Il faut par ailleurs être aussi conscient que la sensibilitéd’une donnée peut évoluer dans le temps. Une donnée peut être, lors de sa création, quasiment publique et devenir complètement sensible pour des raisons variables, d’où les méthodes de labelisation.
Quelques exemples :
- un organigramme interne, qui peut devenir sensible dans un contexte de crise ou de cyberattaque
- une feuille de route produit ou projet, qui devient sensible dès qu’elle révèle une décision stratégique
- une liste de clients ou de partenaires, qui peut sembler être une donnée métier “classique”. Pourtant, si l’entreprise prépare une nouvelle offre, une négociation commerciale majeure ou un changement de positionnement, cette même liste peut devenir extrêmement sensible.
Comment définir une base de sécurité sur la fuite des données en France? (voir NIS2 et DORA)
L’année 2024 a été qualifiée d’année noire par la CNIL en matière de violations de données. L’autorité a été notifiée prés de 6 000 violations (soit une hausse de 20 % par rapport à 2023), avec un doublement des attaques massives touchant plus d’un million de personnes (exemple : opérateurs de tiers payant, France Travail, Ecoles, Hôpitaux, etc). Face à ce constat, le déploiement de mesures de « défense en profondeur » est impératif, et les nouveaux cadres réglementaires européens viennent imposer cette cadence.
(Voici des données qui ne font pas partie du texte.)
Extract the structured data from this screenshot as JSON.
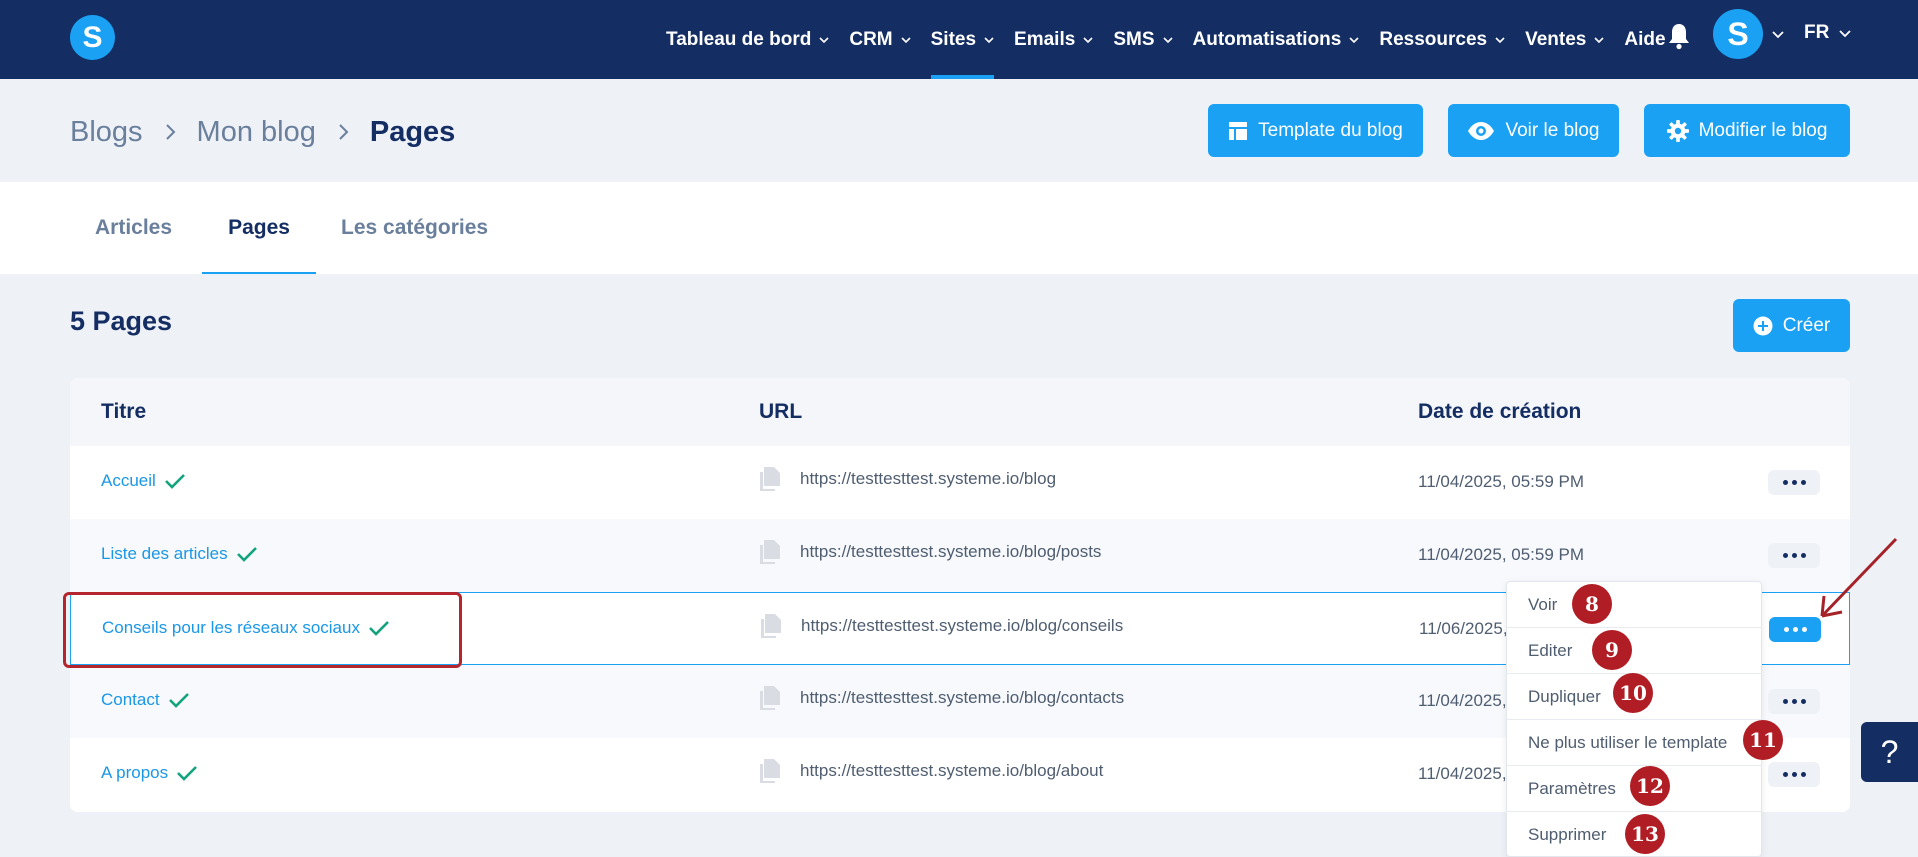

Devant cette multiplication d’attaques et des fuites de données massives, les entreprises doivent désormais s’appuyer sur un socle de sécurité plus robuste. Les nouveaux cadres européens, comme NIS2 et DORA, renforcent cette exigence en imposant une meilleure gestion des risques cyber, une surveillance accrue des prestataires et des obligations plus strictes en matière de résilience et de notification des incidents. Au-delà de la conformité réglementaire, ces textes traduisent une évolution de fond : la protection des données et des systèmes d’information devient un enjeu stratégique pour toutes les organisations exposées.
Que l’entreprise soit soumise à NIS2, DORA, ou simplement au RGPD, la CNIL recommande un socle de mesures incontournables pour prévenir les fuites de données massives :
- Cloisonnement des systèmes et application stricte des politiques d’habilitation.
- Authentification multifacteur (MFA) généralisée, particulièrement pour les accès distants et les comptes à privilèges.
- Surveillance active des requêtes atypiques et limitation des volumes d’exportation de données.
- Chiffrement des données au repos et en transit.
- Gestion rigoureuse des sous-traitants, souvent identifiés comme le maillon faible dans les récentes attaques.
La protection et la gouvernance des données en France traversent une période charnière. Si les citoyens sont de plus en plus conscients de la valeur de leurs informations, les entreprises font face à des menaces d’une ampleur inédite, notamment avec l’adoption de plus en plus massive de l’Intelligence Artificielle. La réponse ne peut plus être uniquement technique ; elle doit être organisationnelle, réglementaire et humaine. En s’appuyant sur des cadres structurants comme le RGPD, NIS2 et DORA, et en investissant massivement dans l’éducation de leurs collaborateurs, les organisations françaises ont l’opportunité de transformer la contrainte sécuritaire en un véritable avantage concurrentiel basé sur la confiance numérique.